Like Residents, Non-Resident Indians are also entitled to certain exemptions and deductions per the Income Tax Act. Same are provided as under:

  1. Any Income accrued or arise in the NRE account is exempted in the case of NRI.
  2. Payment made against children's tuition fee: Any payment is made to a school, college or educational institution within India, as tuition fees for full-time education of any two children.
  3. Premium paid for life insurance: In this case, the insurance policy must be in the name of the NRI or their spouse or children. Also, the premium paid should be less than 10% of the total sum assured in the policy, or else it is liable for tax in India.
  4. Unit-Linked Insurance Plan (ULIP): For a deduction under Section 80C, life insurance covers are sold along with ULIP. It helps in maximizing the tax benefits to the NRIs.
  5. Investments made in Equity Linked Savings Scheme (ELSS): This has emerged as one of the best options to claim deductions of up to Rs in recent years. 1.5 Lakh in taxes. 
  6. Repayments made against loan principal for purchase of house property: A deduction on repayment of loan taken for purchasing or making a house property is allowed in the tax computation.
  7. Deduction on income from house property: NRIs can easily claim a deduction on incomes accrued from house property in India.

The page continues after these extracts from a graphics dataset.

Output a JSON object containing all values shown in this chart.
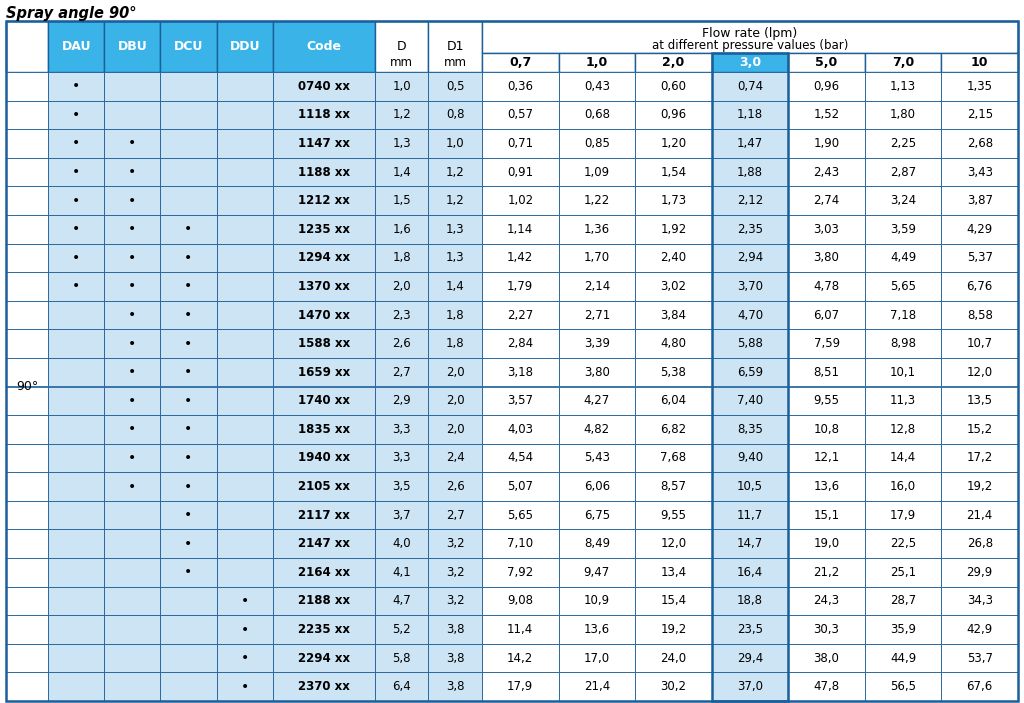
{
  "title": "Spray angle 90°",
  "blue": "#3ab4e8",
  "light_blue": "#cce4f4",
  "white": "#ffffff",
  "border_dark": "#1a5f9a",
  "border_light": "#5599cc",
  "rows": [
    [
      "•",
      "",
      "",
      "",
      "0740 xx",
      "1,0",
      "0,5",
      "0,36",
      "0,43",
      "0,60",
      "0,74",
      "0,96",
      "1,13",
      "1,35"
    ],
    [
      "•",
      "",
      "",
      "",
      "1118 xx",
      "1,2",
      "0,8",
      "0,57",
      "0,68",
      "0,96",
      "1,18",
      "1,52",
      "1,80",
      "2,15"
    ],
    [
      "•",
      "•",
      "",
      "",
      "1147 xx",
      "1,3",
      "1,0",
      "0,71",
      "0,85",
      "1,20",
      "1,47",
      "1,90",
      "2,25",
      "2,68"
    ],
    [
      "•",
      "•",
      "",
      "",
      "1188 xx",
      "1,4",
      "1,2",
      "0,91",
      "1,09",
      "1,54",
      "1,88",
      "2,43",
      "2,87",
      "3,43"
    ],
    [
      "•",
      "•",
      "",
      "",
      "1212 xx",
      "1,5",
      "1,2",
      "1,02",
      "1,22",
      "1,73",
      "2,12",
      "2,74",
      "3,24",
      "3,87"
    ],
    [
      "•",
      "•",
      "•",
      "",
      "1235 xx",
      "1,6",
      "1,3",
      "1,14",
      "1,36",
      "1,92",
      "2,35",
      "3,03",
      "3,59",
      "4,29"
    ],
    [
      "•",
      "•",
      "•",
      "",
      "1294 xx",
      "1,8",
      "1,3",
      "1,42",
      "1,70",
      "2,40",
      "2,94",
      "3,80",
      "4,49",
      "5,37"
    ],
    [
      "•",
      "•",
      "•",
      "",
      "1370 xx",
      "2,0",
      "1,4",
      "1,79",
      "2,14",
      "3,02",
      "3,70",
      "4,78",
      "5,65",
      "6,76"
    ],
    [
      "",
      "•",
      "•",
      "",
      "1470 xx",
      "2,3",
      "1,8",
      "2,27",
      "2,71",
      "3,84",
      "4,70",
      "6,07",
      "7,18",
      "8,58"
    ],
    [
      "",
      "•",
      "•",
      "",
      "1588 xx",
      "2,6",
      "1,8",
      "2,84",
      "3,39",
      "4,80",
      "5,88",
      "7,59",
      "8,98",
      "10,7"
    ],
    [
      "",
      "•",
      "•",
      "",
      "1659 xx",
      "2,7",
      "2,0",
      "3,18",
      "3,80",
      "5,38",
      "6,59",
      "8,51",
      "10,1",
      "12,0"
    ],
    [
      "",
      "•",
      "•",
      "",
      "1740 xx",
      "2,9",
      "2,0",
      "3,57",
      "4,27",
      "6,04",
      "7,40",
      "9,55",
      "11,3",
      "13,5"
    ],
    [
      "",
      "•",
      "•",
      "",
      "1835 xx",
      "3,3",
      "2,0",
      "4,03",
      "4,82",
      "6,82",
      "8,35",
      "10,8",
      "12,8",
      "15,2"
    ],
    [
      "",
      "•",
      "•",
      "",
      "1940 xx",
      "3,3",
      "2,4",
      "4,54",
      "5,43",
      "7,68",
      "9,40",
      "12,1",
      "14,4",
      "17,2"
    ],
    [
      "",
      "•",
      "•",
      "",
      "2105 xx",
      "3,5",
      "2,6",
      "5,07",
      "6,06",
      "8,57",
      "10,5",
      "13,6",
      "16,0",
      "19,2"
    ],
    [
      "",
      "",
      "•",
      "",
      "2117 xx",
      "3,7",
      "2,7",
      "5,65",
      "6,75",
      "9,55",
      "11,7",
      "15,1",
      "17,9",
      "21,4"
    ],
    [
      "",
      "",
      "•",
      "",
      "2147 xx",
      "4,0",
      "3,2",
      "7,10",
      "8,49",
      "12,0",
      "14,7",
      "19,0",
      "22,5",
      "26,8"
    ],
    [
      "",
      "",
      "•",
      "",
      "2164 xx",
      "4,1",
      "3,2",
      "7,92",
      "9,47",
      "13,4",
      "16,4",
      "21,2",
      "25,1",
      "29,9"
    ],
    [
      "",
      "",
      "",
      "•",
      "2188 xx",
      "4,7",
      "3,2",
      "9,08",
      "10,9",
      "15,4",
      "18,8",
      "24,3",
      "28,7",
      "34,3"
    ],
    [
      "",
      "",
      "",
      "•",
      "2235 xx",
      "5,2",
      "3,8",
      "11,4",
      "13,6",
      "19,2",
      "23,5",
      "30,3",
      "35,9",
      "42,9"
    ],
    [
      "",
      "",
      "",
      "•",
      "2294 xx",
      "5,8",
      "3,8",
      "14,2",
      "17,0",
      "24,0",
      "29,4",
      "38,0",
      "44,9",
      "53,7"
    ],
    [
      "",
      "",
      "",
      "•",
      "2370 xx",
      "6,4",
      "3,8",
      "17,9",
      "21,4",
      "30,2",
      "37,0",
      "47,8",
      "56,5",
      "67,6"
    ]
  ],
  "pressure_labels": [
    "0,7",
    "1,0",
    "2,0",
    "3,0",
    "5,0",
    "7,0",
    "10"
  ],
  "highlight_pressure_idx": 3
}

They can claim deductions while paying property taxes and on the home loan interests. 
  8. Deductions provided under Section 80D: A deduction is allowed on the premium paid for a health insurance policy.
  9. Deductions under Section 80E: NRIs can claim a deduction on interests paid against an education loan. However, it cannot be claimed on the principal sum amount of the loan.
  10. Deductions under Section 80G of Income Tax Act: Deduction can also be claimed on any donations made for a social cause by the NRI in India.
  11. Deductions under Section 80 TTA: Any income accrued as interest on the savings bank account can be claimed for deductions. Faceless assessment income tax

Deductions not allowed to NRI: 

Some sections of the Income Tax Act, 1961 also provide conditions under which NRIs' deductions are not allowed while filing Income tax in India. These are as follows-

  1. Investments under Section 80C: Any income generated through the following sources are liable to taxes and not deductions-
  2. Investments in PPF after their NRI status are not allowed.
  3. Investments made in the National Savings Certificate (NSC).
  4. Investments made in Senior Citizen Savings Scheme.
  5. Investments in a five-year post-office deposit scheme. 
  6. Investments under Section 80CCG: Any deduction on the investment made in the Rajiv Gandhi Equity Savings Scheme (RGESS) is not allowed 
  7. Deductions under Section 80DD and 80DDB to differently-abled persons: NRIs are not allowed for any deductions on maintenance and medical treatment of any differently-abled person dependent on them. 
  8. Deduction under Section 80U for differently-abled persons: If the taxpayer is himself suffering from a disability, even then not allowed.
  9. Exemption from income through the sale of property: Any long term capital gain on property is subject to be taxable. No exemption is provided to NRIs in this case.

Accordingly, all the factors above are important in determining the applicability of NRI Taxation in India.